Me miró con aquellos ojos brillantes y me dijo que creía haberme visto antes. Asentí e hice que me acompañara.
Llevaba un vestido negro, corto, con la espalda completamente al descubierto, además de un escote impresionante.
La llevé en coche a mi casa, durante el viaje demostró que tenía ganas de algo que yo no iba a darle, aunque, claro está, eso ella no lo sabía.
Se iba quitando el vestido lentamente y deslizaba su mano izquierda en la parte interna de mi muslo derecho, deseosa de encontrar lo que se escondía en mis pantalones.
No me inmuté hasta que llegamos a mi casa y la conduje al sótano. A esas alturas a la muy guarra sólo le quedaba un tanga sobre su esbelto cuerpo.
Al ver la decoración del sótano me preguntó si era de esos, sadomasoquistas. Creo que le contesté que yo era muchas cosas y que no iba a olvidar aquella noche.
La até en una cama que tenía allí y la amordacé. Ahora estaba todo listo.
Me levanté y me puse de espaldas a ella, dispuesto a coger los dos cuchillos gemelos, que tanto me caracterizaban.
Creo que negó con la cabeza e intentó decirme que a ella no le iba ese rollo.
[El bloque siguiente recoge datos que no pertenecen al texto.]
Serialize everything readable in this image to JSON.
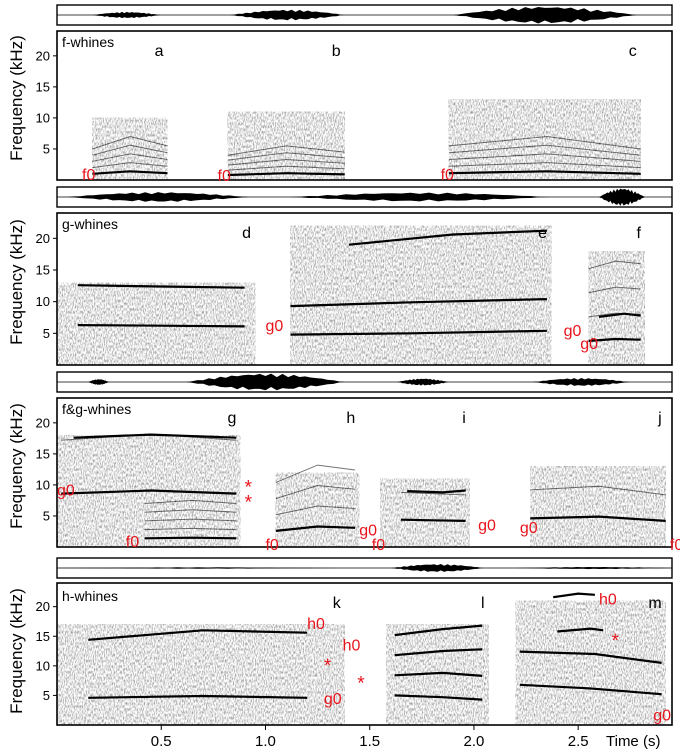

La ignoré y me tumbé a su lado, dejando caer mi rostro en uno de sus minúsculos pechos.
Apoyé la punta de uno de mis cuchillos justo en el final del esternón y sonreí al sentir su pulso acelerarse y su rostro contraerse en una expresión de miedo.
Dejé entonces que mi cuchillo resbalara hasta su ombligo, produciéndole un limpio corte que fui abriendo lentamente. La joven suplicó en un mar de sangre hasta que se desmayó del dolor. Me decepcionó mucho lo poco que aguantó, pues pensaba que lo llevaría un poco mejor. Corte sobre todo su cuerpo y me coloqué sobre éste, para que la sangre me bañara mejor.
Despertó unos segundos, en los que estaba entre la vida y la muerte, para llamarme psicópata y yo le clavé ambos cuchillos en la parte baja del vientre y esperé apoyado sobre su pecho.
Fue una muerte tranquila, al menos para mí, no tardó en llegar y, una vez más, me invadió la sensación de placer extremo. Tengo que decir, aún así, que fue menos intenso que en anteriores ocasiones, aunque no tuvo desperdicio.
Pronto me di cuenta de que la sensación había sido más leve ya que había esperado demasiado aquél momento y, de este modo, la había matado demasiado rápido. Me figuré que aquella sensación debía de ser parecida a la que sentían esos hombres que, al sentir el más mínimo roce con la piel desnuda de una mujer alcanzaban un efímero clímax.
Sentí una profunda vergüenza y casi asco de mí mismo y mientras me daba un baño me prometí que nunca más me volvería a pasar.